Just as King Gustavas’ arrogance obstructed the ability of his officials to perform their proper duties, so too has the arrogance of an almost unfettered federal government reshaped, to the detriment of the public, the modern public service. It is a problem examined from a different angle in Pat Weller’s book Don’t Tell the Prime Minister, which focused on the “children overboard” affair. It raises some important questions for any incoming Rudd government.

Clearly some restructuring of the public service will be required. But more important will be a rebuilding of some of the core values of public service – including those concerning independence, honesty, Ministerial accountability, and appointment by merit (you could not get a job in the Workplace Relations Department, no matter how meritorious your abilities, if you do not sign an AWA).

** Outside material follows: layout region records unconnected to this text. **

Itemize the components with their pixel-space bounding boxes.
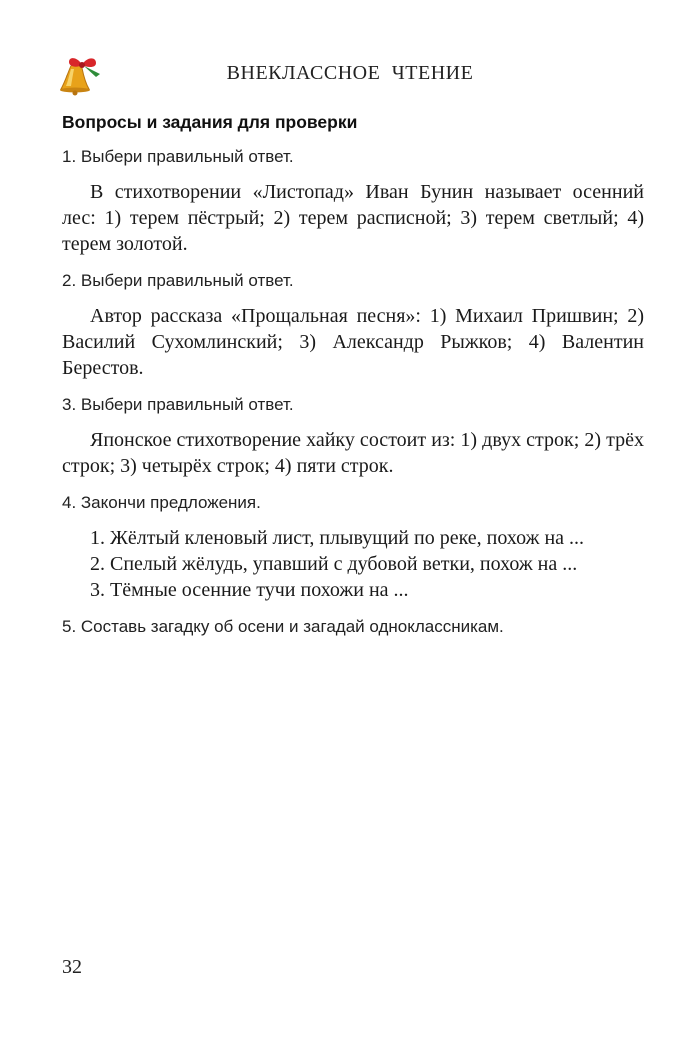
task-5-prompt: 5. Составь загадку об осени и загадай одноклассникам. — [62, 617, 504, 636]
task-2-prompt: 2. Выбери правильный ответ. — [62, 271, 294, 290]
content — [62, 112, 644, 649]
sentence-2: 2. Спелый жёлудь, упавший с дубовой ветки, похож на ... — [90, 553, 578, 575]
task-2-text: Автор рассказа «Прощальная песня»: 1) Михаил Пришвин; 2) Василий Сухомлинский; 3) Александр Рыжков; 4) Валентин Берестов. — [62, 305, 644, 379]
section-title: Вопросы и задания для проверки — [62, 112, 358, 132]
task-3-prompt: 3. Выбери правильный ответ. — [62, 395, 294, 414]
task-4-sentences — [62, 525, 644, 603]
task-1-prompt: 1. Выбери правильный ответ. — [62, 147, 294, 166]
sentence-3: 3. Тёмные осенние тучи похожи на ... — [90, 579, 409, 601]
page-header-title: ВНЕКЛАССНОЕ ЧТЕНИЕ — [226, 62, 474, 84]
task-1-text: В стихотворении «Листопад» Иван Бунин называет осенний лес: 1) терем пёстрый; 2) терем расписной; 3) терем светлый; 4) терем золотой. — [62, 181, 644, 255]
task-4-prompt: 4. Закончи предложения. — [62, 493, 261, 512]
task-3-text: Японское стихотворение хайку состоит из: 1) двух строк; 2) трёх строк; 3) четырёх строк; 4) пяти строк. — [62, 429, 644, 477]
sentence-1: 1. Жёлтый кленовый лист, плывущий по реке, похож на ... — [90, 527, 585, 549]
page-number: 32 — [62, 956, 82, 978]
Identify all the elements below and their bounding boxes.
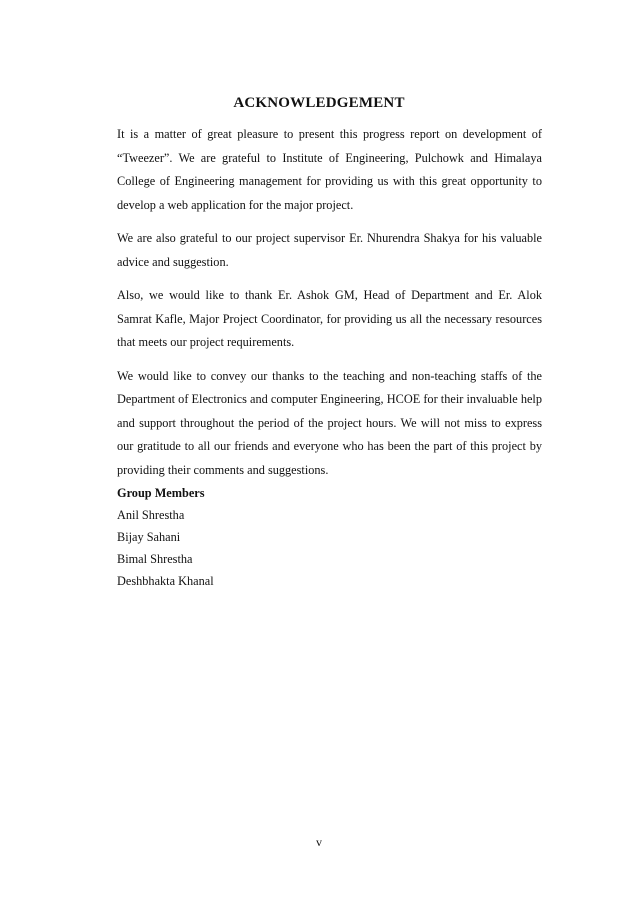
paragraph-thanks: We would like to convey our thanks to the teaching and non-teaching staffs of the Department of Electronics and computer Engineering, HCOE for their invaluable help and support throughout the period of the project hours. We will not miss to express our gratitude to all our friends and everyone who has been the part of this project by providing their comments and suggestions. — [117, 368, 542, 477]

There is a fine but important line between a public service that is responsive and one that is partisan. We need to maintain the independence and political neutrality of public servants, so they can serve any government and provide frank and fearless advice (“your ship will sink”) – and so the public can trust them. Simply sacking a few senior officials and replacing them with others more suitable will not in itself deal with a deterioration in the core values of public service that appears to have taken place over recent years. The lead will have to be taken by Ministers, who will need to accept a higher standard of honesty and accountability than has been demonstrated in recent times.

The Vasa, recently raised from the bottom of Stockholm harbour, now stands in a dedicated museum, a permanent reminder of the folly of arrogance and dishonesty. Perhaps the greatest potential danger of a Rudd government would be if it accepted, and thereby entrenched, the arrogant standards and values of public administration that it would inherit from its predecessor.